The facts about Maltese hunting
I refer to the bigoted opinions of David Carrington in his letter (Gunning For Malta, February 13). I rebut the falsehoods expressed, his twisting of the facts, and in particular his despicable attempt to forecast doom for Malta's tourism. Assuming that the correspondent is a foreigner who has been granted a residence permit to live in Gozo, the least his adopted country expects from him is to refrain from making wild statements about its government and a sizeable section of its people (the Maltese and Gozitan hunters and trappers).
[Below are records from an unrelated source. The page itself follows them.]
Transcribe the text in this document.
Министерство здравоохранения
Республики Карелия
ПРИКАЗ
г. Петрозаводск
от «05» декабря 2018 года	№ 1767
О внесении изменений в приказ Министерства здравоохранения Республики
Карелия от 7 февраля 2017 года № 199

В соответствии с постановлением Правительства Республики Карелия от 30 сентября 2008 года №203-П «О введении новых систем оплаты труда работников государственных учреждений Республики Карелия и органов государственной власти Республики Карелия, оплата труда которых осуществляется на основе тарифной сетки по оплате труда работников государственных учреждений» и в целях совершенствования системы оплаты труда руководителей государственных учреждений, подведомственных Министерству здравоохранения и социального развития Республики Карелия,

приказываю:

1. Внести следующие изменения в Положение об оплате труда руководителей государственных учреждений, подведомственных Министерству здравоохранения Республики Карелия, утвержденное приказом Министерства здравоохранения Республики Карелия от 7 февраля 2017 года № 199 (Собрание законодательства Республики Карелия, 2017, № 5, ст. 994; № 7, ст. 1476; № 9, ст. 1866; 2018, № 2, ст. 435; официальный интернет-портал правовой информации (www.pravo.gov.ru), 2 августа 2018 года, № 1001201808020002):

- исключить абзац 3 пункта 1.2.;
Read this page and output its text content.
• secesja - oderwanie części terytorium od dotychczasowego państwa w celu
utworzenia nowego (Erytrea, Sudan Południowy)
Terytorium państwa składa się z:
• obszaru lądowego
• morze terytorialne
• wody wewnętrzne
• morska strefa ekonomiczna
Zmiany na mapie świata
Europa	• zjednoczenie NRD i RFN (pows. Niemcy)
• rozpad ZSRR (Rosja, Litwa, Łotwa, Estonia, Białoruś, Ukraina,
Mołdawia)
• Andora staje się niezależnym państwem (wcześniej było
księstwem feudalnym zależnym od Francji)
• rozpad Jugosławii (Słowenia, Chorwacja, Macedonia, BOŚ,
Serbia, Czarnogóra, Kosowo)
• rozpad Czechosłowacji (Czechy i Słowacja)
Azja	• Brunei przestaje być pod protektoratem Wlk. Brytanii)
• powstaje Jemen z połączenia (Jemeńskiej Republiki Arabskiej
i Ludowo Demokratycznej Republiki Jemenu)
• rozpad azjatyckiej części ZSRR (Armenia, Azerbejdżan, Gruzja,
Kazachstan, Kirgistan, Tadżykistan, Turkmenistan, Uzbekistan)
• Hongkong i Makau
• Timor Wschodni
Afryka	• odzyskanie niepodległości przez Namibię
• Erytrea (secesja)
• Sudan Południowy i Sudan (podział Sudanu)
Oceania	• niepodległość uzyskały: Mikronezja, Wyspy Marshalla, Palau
The facts are as follows: Before the 2004 referendum and the crucial vote for or against Malta's accession to the EU, the Maltese Prime Minister, now President of the Republic, plus other high-ranking government members publicly declared, and even wrote to every individual hunter and trapper, that spring hunting and trapping of turtle-doves and quails would continue even after Malta's accession. This acknowledgment of a legitimate and age-old practice, as well as the confirmation of its continuance, was known to the European Union, and the EU acquiesced to its validity and fairness. If anybody is being unreasonable now, it is certainly not the Maltese government nor the hunters and trappers, but the EU! If the EU lost its vocal chords in 2004, it has only itself to blame.
The EU "Birds" Directive itself made it possible for the Maltese government to exercise its right to apply a derogation to allow spring hunting and trapping on the two game species mentioned earlier. The government is committed to apply this derogation. And no amount of ifs and buts, fact-twisting and threats will alter one iota of that statement. It is not a matter of defying the EU because the EU knew all along that the Maltese government has to honour its commitments with the electorate. If the EU had objections, it should have made them before the 2004 vote, not now.
If tourists from the UK, Germany, Belgium, etc. are of Mr Carrington's ilk, then they would be not be very welcome anyway in Malta. "Reasoning" his way, the ones from Britain might even decide to leave the UK for good, since their own British hunters have field days for 365 days of the year, as they can always shoot woodpigeon, rabbits, crows, jays, magpies etc. without a close season. Maltese hunters have as much right to be treated as first-class EU citizens as any others, and they will fight for their right to continue spring-hunting and trapping of game birds.
"The European Press will have a field day" if it were to send someone to check whether it is true that Maltese hunters use birdlime as depicted on the latest poster issued by the Royal Society for the Protection of Birds (RSPB). Then the European press might discover a few other things, such as who is getting rich from the "bird protection" racket.